Kenali Perbedaan Alergi dan Intoleransi Makanan

Torie Natalova    •    Kamis, 19 Jul 2018 13:19 WIB
studi kesehatan
Kenali Perbedaan Alergi dan Intoleransi Makanan
(Foto: Medicalnewstoday)

Jakarta: Sebuah survei di Amerika menunjukkan bahwa masih banyak orang yang tidak memiliki pengetahuan tentang alergi makanan. 

Pola makan yang salah dan mengira bahwa makanan tertentu dapat menyebabkan alergi menjadi penyebab utamanya.

Masalah lainnya adalah kekeliruan atau kebingungan antara reaksi alergi makanan dengan intoleransi makanan. Ada beberapa perbedaan utama antara alergi makanan dengan intoleransi makanan, seperti dilansir Prevention.

Alergi makanan

1. Pemicu alergi biasanya adalah ikan, kerang, kacang tanah, kacang pohon, telur, kedelai, gandum dan susu.

2. Gejala alergi makanan biasanya dapat menyebabkan masalah pencernaan, tapi disertai juga dengan tanda lain seperti ruam atau gatal di kulit atau mulut, sesak napas, batuk berulang, pembengkakan di saluran udara, kesulitan menelan, pusing, kram perut, mual, muntah dan diare.

3. Meskipun seringkali reaksinya terjadi seketika, gejala bisa memakan waktu hingga dua jam untuk muncul. Reaksi terjadi setiap kali makanan dimakan.

Intoleransi makanan

Ini adalah masalah pencernaan dan tidak melibatkan sistem kekebalan tubuh. Reaksinya mungkin muncul karena tubuh kekurangan enzim yang diperlukan untuk memecah makanan. Kepekaan terhadap aditif makanan tertentu juga dapat menyebabkan gejalanya 
muncul.

1. Pemicu makanan biasanya seperti kopi, rempah-rempah panas, kacang polong, bawang, kubis, kacang-kacangan, gandum, susu, dan zat aditif seperti MSG juga dapat memicu reaksi.

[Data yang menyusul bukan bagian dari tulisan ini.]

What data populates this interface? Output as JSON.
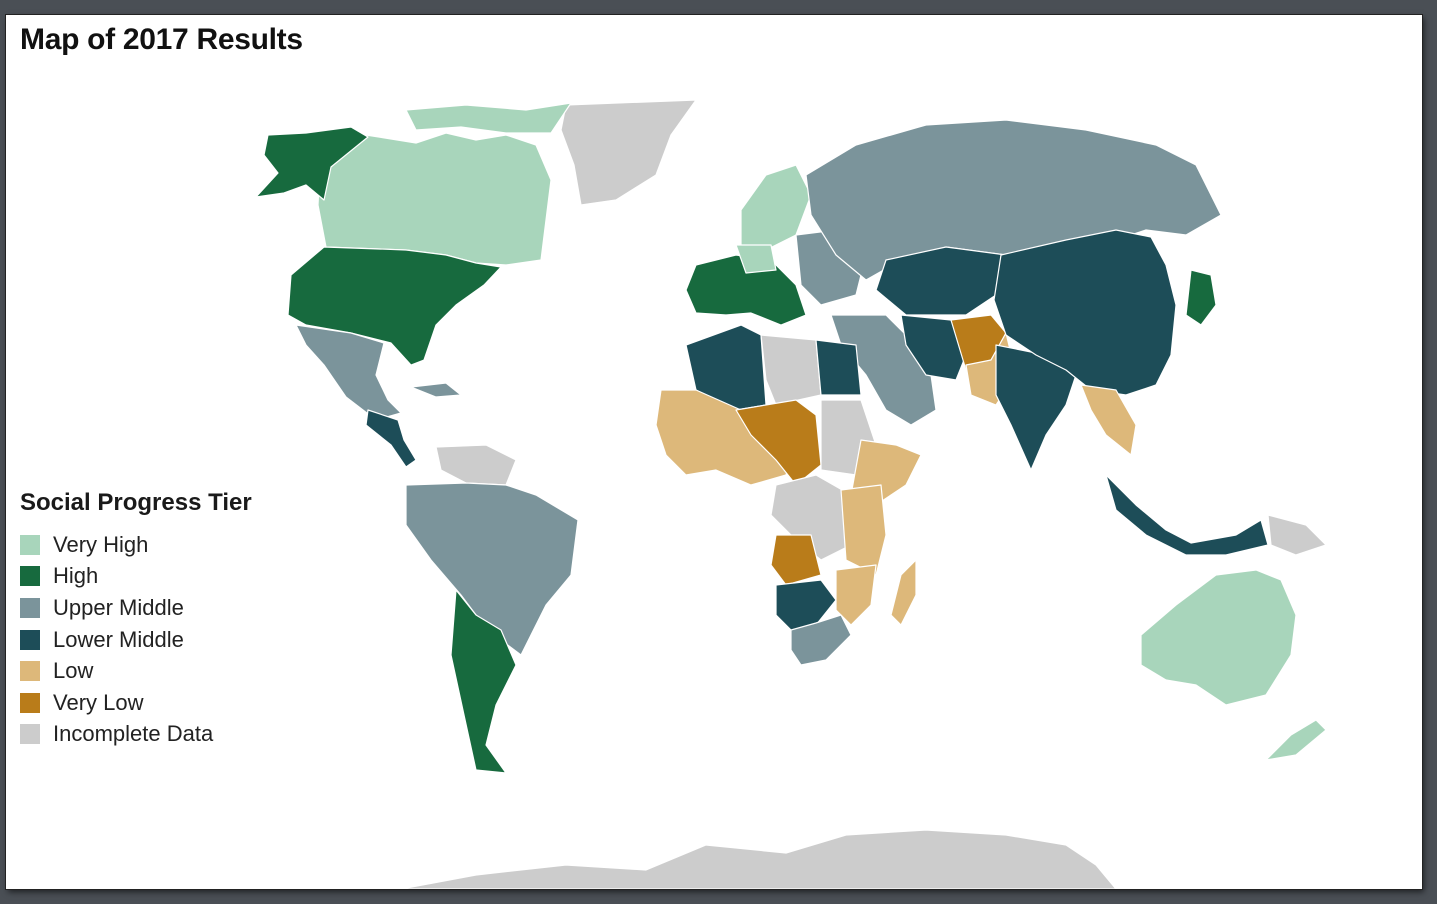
{
  "title": "Map of 2017 Results",
  "legend": {
    "title": "Social Progress Tier",
    "items": [
      {
        "label": "Very High",
        "color": "#a8d5bb",
        "icon": "very-high-swatch-icon"
      },
      {
        "label": "High",
        "color": "#176a3e",
        "icon": "high-swatch-icon"
      },
      {
        "label": "Upper Middle",
        "color": "#7b949b",
        "icon": "upper-middle-swatch-icon"
      },
      {
        "label": "Lower Middle",
        "color": "#1d4d58",
        "icon": "lower-middle-swatch-icon"
      },
      {
        "label": "Low",
        "color": "#ddb87a",
        "icon": "low-swatch-icon"
      },
      {
        "label": "Very Low",
        "color": "#b97c1a",
        "icon": "very-low-swatch-icon"
      },
      {
        "label": "Incomplete Data",
        "color": "#cccccc",
        "icon": "incomplete-data-swatch-icon"
      }
    ]
  }
}
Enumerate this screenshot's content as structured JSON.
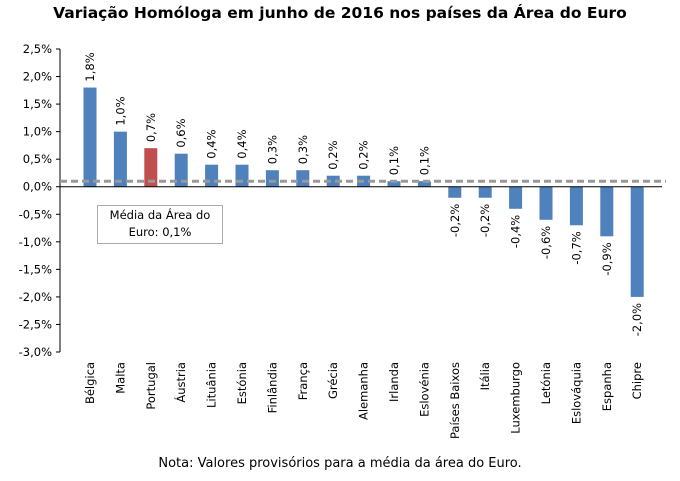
{
  "chart_data": {
    "type": "bar",
    "title": "Variação Homóloga em junho de 2016 nos países da Área do Euro",
    "xlabel": "",
    "ylabel": "",
    "ylim": [
      -3.0,
      2.5
    ],
    "yticks": [
      2.5,
      2.0,
      1.5,
      1.0,
      0.5,
      0.0,
      -0.5,
      -1.0,
      -1.5,
      -2.0,
      -2.5,
      -3.0
    ],
    "ytick_labels": [
      "2,5%",
      "2,0%",
      "1,5%",
      "1,0%",
      "0,5%",
      "0,0%",
      "-0,5%",
      "-1,0%",
      "-1,5%",
      "-2,0%",
      "-2,5%",
      "-3,0%"
    ],
    "categories": [
      "Bélgica",
      "Malta",
      "Portugal",
      "Áustria",
      "Lituânia",
      "Estónia",
      "Finlândia",
      "França",
      "Grécia",
      "Alemanha",
      "Irlanda",
      "Eslovénia",
      "Países Baixos",
      "Itália",
      "Luxemburgo",
      "Letónia",
      "Eslováquia",
      "Espanha",
      "Chipre"
    ],
    "values": [
      1.8,
      1.0,
      0.7,
      0.6,
      0.4,
      0.4,
      0.3,
      0.3,
      0.2,
      0.2,
      0.1,
      0.1,
      -0.2,
      -0.2,
      -0.4,
      -0.6,
      -0.7,
      -0.9,
      -2.0
    ],
    "data_labels": [
      "1,8%",
      "1,0%",
      "0,7%",
      "0,6%",
      "0,4%",
      "0,4%",
      "0,3%",
      "0,3%",
      "0,2%",
      "0,2%",
      "0,1%",
      "0,1%",
      "-0,2%",
      "-0,2%",
      "-0,4%",
      "-0,6%",
      "-0,7%",
      "-0,9%",
      "-2,0%"
    ],
    "highlight": "Portugal",
    "reference_line": {
      "value": 0.1,
      "label_line1": "Média da Área do",
      "label_line2": "Euro: 0,1%"
    },
    "colors": {
      "bar": "#4F81BD",
      "highlight": "#C0504D",
      "reference": "#999999"
    },
    "grid": false,
    "note": "Nota: Valores provisórios para a média da área do Euro."
  }
}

2. Gejala intoleransi makanan seperti perut kembung, kram perut, muntah, mual, diare dan masalah pencernaan lain.

3. Meskipun reaksinya dapat terjadi langsung, gejala mungkin membutuhkan waktu dua hingga 24 jam untuk berkembang. Reaksi bergantung pada dosis dan tidak akan terjadi setiap kali Anda makan makanan tersebut, terutama jika porsinya kecil.